Dimension Reduction using Isomap
Something you need for nonlinear data
Real-world data is never easy. Till now, I used to apply PCA for dimension reduction for any sort of problem without paying attention to the basic assumption it follows i.e features have a linear relationship(something like X=a+bY).
But is it true for every problem?
Not at all. We are very likely to observe situations like
X= a+ bY²
X=a+bY³ and many other versions….
There exists 2 families of Dimension Reduction based on the way data is projected.
When the data is projected linearly after dimension reduction (as we do in PCA).
When data is projected non-linearly after dimension reduction(Isomap). This class of algorithms is also called manifold learning algos.
Now, if data is nonlinear (i.e. correlation between variables/features is nonlinear), representing it in a nonlinear way would preserve much more information than linear representation & hence the 2nd class of algorithms is important.
Find the vlog version of the blog below
Before moving on, let us understand a few basic concepts:
Geodesic distance
Do look at the below images
As you must have got an idea, geodesic distance is the distance between 2 points following the path available/possible between the two points whereas Euclidean distance doesn’t have a path constraint to follow. It is the length of a straight line from point ‘a’ to ‘b’.
Double-centering a matrix
It means to transform a matrix such that
- mean for any row = 0
- mean for any column = 0
How can this be done?
For a given matrix Z of dimension 3x3, prepare
- Matrix X (Left) & Matrix Y(Right)
- Double centered Matrix for Z =Z-X-Y+Mean(Z)
Dissimilarity matrix
It is a matrix that represents dissimilarity between points in a dataset. This dissimilarity can be calculated using any measure. Though the most common measure is the distance between points. The more the distance, the more dissimilar the samples are. Below image can be taken as an example of the dissimilarity matrix (using distance as the basis for dissimilarity)
Here, distance between A →A=0,A →B=16,C →D=40 & likewise
Let's move to
Isomap/Isometric mapping
It is a manifold learning algorithm that tries to preserve the geodesic distance between samples while reducing the dimension. But first, let's have some data which might look like the below image
Here, the data forms a spiral shape (nonlinear). The red line determines the geodesic distance between x1 & x2 while the blue line represents Euclidean distance.
This must have given an idea of why euclidean isn’t preferred over geodesic as it doesn’t really give an idea of how far x1 & x2 in a nonlinear space.
But how to calculate the geodesic distance between x1 & x2?
For this, we follow 2 steps:
- Run KNN (using Euclidean distance )to form a neighborhood graph/adjacency matrix.
Why?
If you look at the image closely, if I determine n(say n=3–4) neighbors for point x1 using Euclidean distance, most/all neighbors for x1 will look something like the red circles below i.e following the spiral (nonlinearity of data can be seen in neighbors easily)

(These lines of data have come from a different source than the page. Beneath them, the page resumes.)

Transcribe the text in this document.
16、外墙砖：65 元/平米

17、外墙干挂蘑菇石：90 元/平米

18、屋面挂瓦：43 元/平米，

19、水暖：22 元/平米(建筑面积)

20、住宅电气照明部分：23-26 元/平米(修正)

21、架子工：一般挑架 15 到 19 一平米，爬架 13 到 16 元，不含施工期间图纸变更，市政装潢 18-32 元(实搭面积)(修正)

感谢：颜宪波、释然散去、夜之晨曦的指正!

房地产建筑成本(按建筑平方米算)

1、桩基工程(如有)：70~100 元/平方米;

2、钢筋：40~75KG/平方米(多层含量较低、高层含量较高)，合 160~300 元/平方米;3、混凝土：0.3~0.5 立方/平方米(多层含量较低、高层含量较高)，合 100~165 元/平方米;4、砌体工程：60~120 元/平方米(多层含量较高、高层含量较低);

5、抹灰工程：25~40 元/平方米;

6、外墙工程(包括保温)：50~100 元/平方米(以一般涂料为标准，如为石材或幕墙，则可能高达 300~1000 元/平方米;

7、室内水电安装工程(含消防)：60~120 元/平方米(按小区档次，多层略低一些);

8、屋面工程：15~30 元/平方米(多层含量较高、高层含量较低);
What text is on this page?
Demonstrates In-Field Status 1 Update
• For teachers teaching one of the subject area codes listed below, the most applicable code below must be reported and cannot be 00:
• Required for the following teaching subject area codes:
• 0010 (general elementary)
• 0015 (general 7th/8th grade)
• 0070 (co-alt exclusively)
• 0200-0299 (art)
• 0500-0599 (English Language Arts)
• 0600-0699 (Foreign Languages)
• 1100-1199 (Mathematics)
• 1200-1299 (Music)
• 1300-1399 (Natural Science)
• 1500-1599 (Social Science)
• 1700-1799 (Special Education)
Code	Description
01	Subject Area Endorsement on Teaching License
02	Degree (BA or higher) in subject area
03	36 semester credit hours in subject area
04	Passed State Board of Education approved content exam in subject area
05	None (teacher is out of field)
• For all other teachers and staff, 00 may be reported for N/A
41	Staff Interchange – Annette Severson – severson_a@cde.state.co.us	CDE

& hence if we figure out ’n’ neighbors for all points & form a ‘neighborhood’ graph/adjacency matrix, this graph can be used for measuring the geodesic distance between 2 points easily.
2. Calculate geodesic distance using the above graph.
if I apply any shortest path algorithm for the above-weighted graph (like Dijkstra), it will be giving us the geodesic distance between any two points.
Consider x1 & x2 above. For shortest path between them, it will include all points falling on the red spiral between x1 & x2. The shortest distance will then become the sum of weights of all these points lying in the shortes path hence giving us geodesic distance (approx) between x1 & x2
3. Form a dissimilarity matrix using the above-calculated geodesic distance between points.
4. Square the dissimilarity matrix & double-center it.
5. Eigendecomposition & choosing ‘k’ eigenvectors. This is something similar to what we do in PCA after calculating the correlation matrix.
Done !!!
Are we left with anything?
Yes
A few drawbacks always exist
- This version of Isomap is computationally heavy. Though other versions exist which are comparatively light.
- Parameter tuning for KNN is important as a wrong selection of ’n’ can be devastating. We can use Radius nearest neighbors as well for forming the neighborhood graph.
& with this, its a wrap !!